Поверженная Клер лежала внизу лестницы и стонала, не в силах подняться. Похоже, ей и в самом деле пришлось туго, но я слышал, как у меня за спиной посмеивались молоденькие служанки, у которых гадкая жаба в женском обличье успела выпить немало крови. Единственной, кто бросился Клер на помощь, оказалась Матильда. О моя добросердечная Матильда… которая, скорее всего, никогда не будет моей…
Дезире Фонтенуа махнула тетрадкой, подзывая племянника. Мальчик подошел, потупив голову. На его щеках все еще полыхали два алых пятна.
– Это твое? – спросила у него Дезире.
Люсьен утвердительно кивнул.
– Тогда держи, – великодушно сказала его тетушка и, даже не сделав вполне простительной в подобном случае попытки заглянуть в тетрадку, отдала ее Люсьену. Мальчик схватил тетрадку и убежал – надо полагать, торопился запрятать свое сокровище в более надежное место.
Граф, укоризненно качая головой, подошел к кузине.
– И зачем вы так поступили, дорогая Дезире? – Он кивнул на Клер, которая охала и никак не могла встать на ноги, несмотря на то что ее пытались поднять уже не только Матильда, но и пришедший ей на помощь Ланглуа. – Она ведь могла шею себе сломать, в конце концов!
– Подумаешь! – беззаботно парировала Дезире. – Некоторые шеи просто созданы для того, чтобы их ломали. – Она обернулась и смерила кузена зорким взглядом. – А вам, дорогой Эрнест, не стоит поощрять слуг шпионить за вашим сыном. Конечно, если вы не хотите, чтобы он возненавидел вас.
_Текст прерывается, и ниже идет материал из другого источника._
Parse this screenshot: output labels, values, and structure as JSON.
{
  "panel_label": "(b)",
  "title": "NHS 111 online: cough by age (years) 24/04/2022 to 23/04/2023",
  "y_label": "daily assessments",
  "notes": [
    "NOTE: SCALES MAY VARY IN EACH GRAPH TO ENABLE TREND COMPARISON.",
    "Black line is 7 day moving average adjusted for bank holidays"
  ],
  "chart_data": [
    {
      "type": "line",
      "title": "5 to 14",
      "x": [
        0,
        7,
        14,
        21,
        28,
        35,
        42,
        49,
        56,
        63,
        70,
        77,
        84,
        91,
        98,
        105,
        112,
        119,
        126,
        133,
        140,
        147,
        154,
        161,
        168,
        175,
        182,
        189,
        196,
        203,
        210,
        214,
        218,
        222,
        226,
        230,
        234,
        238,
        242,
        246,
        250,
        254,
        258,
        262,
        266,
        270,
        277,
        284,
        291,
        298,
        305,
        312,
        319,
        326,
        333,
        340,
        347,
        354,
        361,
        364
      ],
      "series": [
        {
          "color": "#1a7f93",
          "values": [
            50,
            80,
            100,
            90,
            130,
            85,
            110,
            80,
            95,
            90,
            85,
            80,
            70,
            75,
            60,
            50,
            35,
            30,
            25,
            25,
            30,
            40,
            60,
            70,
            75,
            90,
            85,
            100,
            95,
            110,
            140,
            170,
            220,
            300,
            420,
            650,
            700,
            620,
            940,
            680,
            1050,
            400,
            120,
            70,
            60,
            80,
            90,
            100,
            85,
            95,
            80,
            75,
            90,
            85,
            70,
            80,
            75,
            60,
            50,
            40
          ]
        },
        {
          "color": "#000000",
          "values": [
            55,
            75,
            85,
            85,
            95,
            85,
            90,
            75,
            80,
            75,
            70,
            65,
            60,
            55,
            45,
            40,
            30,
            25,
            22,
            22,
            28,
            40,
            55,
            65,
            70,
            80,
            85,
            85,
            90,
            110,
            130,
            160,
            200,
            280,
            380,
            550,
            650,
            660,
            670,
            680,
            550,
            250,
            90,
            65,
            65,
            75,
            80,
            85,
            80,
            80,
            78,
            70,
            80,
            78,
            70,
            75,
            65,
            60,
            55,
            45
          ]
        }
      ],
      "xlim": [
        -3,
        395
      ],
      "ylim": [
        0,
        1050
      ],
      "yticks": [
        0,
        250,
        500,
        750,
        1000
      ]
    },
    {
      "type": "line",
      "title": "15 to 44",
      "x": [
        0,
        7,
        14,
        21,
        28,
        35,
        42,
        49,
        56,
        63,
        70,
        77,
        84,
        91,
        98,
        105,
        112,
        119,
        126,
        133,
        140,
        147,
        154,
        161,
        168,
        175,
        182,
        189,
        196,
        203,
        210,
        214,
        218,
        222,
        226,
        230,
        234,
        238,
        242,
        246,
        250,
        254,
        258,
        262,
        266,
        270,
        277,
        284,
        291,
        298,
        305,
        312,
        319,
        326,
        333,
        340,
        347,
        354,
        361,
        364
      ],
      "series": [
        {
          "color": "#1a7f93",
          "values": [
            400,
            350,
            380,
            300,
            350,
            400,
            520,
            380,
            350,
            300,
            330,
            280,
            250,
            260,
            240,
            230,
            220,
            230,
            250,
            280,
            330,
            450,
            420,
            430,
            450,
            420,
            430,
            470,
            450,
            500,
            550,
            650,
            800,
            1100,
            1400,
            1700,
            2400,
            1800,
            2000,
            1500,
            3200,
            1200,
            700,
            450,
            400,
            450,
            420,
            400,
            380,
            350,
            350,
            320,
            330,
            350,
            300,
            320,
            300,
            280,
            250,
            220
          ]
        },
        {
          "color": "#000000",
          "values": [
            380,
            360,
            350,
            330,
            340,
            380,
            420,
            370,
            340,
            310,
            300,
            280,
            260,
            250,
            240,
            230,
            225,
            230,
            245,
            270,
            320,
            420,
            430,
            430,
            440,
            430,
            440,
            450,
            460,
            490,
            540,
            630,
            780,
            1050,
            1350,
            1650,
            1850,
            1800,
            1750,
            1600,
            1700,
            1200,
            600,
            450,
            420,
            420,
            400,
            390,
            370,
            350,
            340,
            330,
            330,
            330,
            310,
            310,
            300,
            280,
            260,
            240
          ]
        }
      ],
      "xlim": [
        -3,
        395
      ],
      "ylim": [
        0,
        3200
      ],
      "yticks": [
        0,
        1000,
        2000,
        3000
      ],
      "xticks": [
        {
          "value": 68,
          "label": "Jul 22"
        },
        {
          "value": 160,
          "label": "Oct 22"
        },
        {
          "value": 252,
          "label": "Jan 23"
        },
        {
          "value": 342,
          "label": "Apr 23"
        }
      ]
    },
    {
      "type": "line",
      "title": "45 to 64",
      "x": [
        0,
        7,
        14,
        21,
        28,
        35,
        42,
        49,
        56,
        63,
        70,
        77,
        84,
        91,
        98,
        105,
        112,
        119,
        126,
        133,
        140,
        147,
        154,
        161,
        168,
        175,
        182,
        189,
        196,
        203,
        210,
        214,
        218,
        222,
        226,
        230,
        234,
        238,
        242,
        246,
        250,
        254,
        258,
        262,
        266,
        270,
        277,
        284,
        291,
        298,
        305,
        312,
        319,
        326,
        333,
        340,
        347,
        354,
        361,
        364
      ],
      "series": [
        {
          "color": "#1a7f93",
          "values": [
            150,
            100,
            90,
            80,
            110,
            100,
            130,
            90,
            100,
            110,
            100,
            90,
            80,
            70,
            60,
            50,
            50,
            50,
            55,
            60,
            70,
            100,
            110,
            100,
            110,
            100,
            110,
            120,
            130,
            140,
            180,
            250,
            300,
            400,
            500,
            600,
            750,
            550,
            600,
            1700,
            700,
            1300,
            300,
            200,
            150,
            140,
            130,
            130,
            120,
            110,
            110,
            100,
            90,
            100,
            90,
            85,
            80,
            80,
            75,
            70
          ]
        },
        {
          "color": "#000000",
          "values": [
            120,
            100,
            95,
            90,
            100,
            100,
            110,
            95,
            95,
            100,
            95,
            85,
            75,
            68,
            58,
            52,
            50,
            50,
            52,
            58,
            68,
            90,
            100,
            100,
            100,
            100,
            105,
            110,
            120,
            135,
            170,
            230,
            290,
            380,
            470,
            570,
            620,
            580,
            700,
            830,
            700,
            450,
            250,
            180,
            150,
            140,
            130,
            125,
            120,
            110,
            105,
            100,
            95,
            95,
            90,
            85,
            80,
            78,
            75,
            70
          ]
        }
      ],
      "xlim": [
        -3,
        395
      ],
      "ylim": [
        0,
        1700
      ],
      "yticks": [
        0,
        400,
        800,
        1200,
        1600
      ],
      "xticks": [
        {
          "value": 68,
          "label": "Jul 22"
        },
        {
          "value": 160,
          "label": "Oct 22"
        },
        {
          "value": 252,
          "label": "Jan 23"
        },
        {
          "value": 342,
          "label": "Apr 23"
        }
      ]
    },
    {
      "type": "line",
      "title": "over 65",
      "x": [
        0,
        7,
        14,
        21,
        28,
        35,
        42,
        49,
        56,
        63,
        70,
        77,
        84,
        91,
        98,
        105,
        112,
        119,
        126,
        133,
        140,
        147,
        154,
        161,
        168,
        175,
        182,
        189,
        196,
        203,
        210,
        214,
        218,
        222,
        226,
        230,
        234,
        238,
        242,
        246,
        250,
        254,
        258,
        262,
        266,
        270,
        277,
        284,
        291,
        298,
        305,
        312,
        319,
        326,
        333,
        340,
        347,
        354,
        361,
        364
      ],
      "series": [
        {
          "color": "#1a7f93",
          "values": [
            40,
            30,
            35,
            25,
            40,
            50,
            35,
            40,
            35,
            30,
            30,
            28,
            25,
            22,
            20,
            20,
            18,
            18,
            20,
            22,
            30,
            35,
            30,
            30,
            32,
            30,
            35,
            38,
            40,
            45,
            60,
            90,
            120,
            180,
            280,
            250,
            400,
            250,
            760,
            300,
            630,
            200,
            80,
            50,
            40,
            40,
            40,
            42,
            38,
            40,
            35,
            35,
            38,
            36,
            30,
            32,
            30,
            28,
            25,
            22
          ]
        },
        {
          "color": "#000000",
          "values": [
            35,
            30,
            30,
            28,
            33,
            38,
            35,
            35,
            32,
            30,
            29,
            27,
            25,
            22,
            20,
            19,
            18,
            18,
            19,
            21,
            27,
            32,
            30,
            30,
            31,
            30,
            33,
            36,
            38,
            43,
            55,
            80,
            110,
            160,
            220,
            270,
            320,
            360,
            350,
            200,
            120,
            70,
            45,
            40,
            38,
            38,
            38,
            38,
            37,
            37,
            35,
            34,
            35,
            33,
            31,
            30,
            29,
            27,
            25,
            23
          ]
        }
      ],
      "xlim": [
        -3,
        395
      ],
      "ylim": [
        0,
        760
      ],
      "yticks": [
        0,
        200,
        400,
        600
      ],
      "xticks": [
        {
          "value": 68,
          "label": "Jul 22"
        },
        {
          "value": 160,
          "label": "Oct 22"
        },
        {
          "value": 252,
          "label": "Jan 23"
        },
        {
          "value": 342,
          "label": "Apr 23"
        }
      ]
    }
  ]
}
– Но Клер – одна из самых преданных наших служанок! – возразил задетый за живое граф. – Конечно, она не всегда права, но…
– Запомните, дорогой Эрнест, – медовым голосом пропела мадемуазель Фонтенуа, и ее глаза сузились. – Избыток преданности бывает иногда еще более вреден, чем ее недостаток! Послушайтесь моего совета, избавьтесь от этой особы, и вы сразу же избавитесь от множества проблем.
– Благодарю за совет, дорогая кузина, – с поклоном отозвался граф, – но в ближайшие сто лет я вряд ли последую ему. Я уже имел случай убедиться в верности Клер и не собираюсь ее увольнять. – Он возвысил голос: – Антуан! Будьте добры, позовите доктора Виньере, пусть он осмотрит Клер.
– Да, господин граф, – отвечал дворецкий, кланяясь.
– А вы, Лефер, помогите отнести бедняжку к ней в комнату. Я знаю, вы тоже ее не слишком жалуете, но… Проявите хоть немного христианского милосердия, в конце концов!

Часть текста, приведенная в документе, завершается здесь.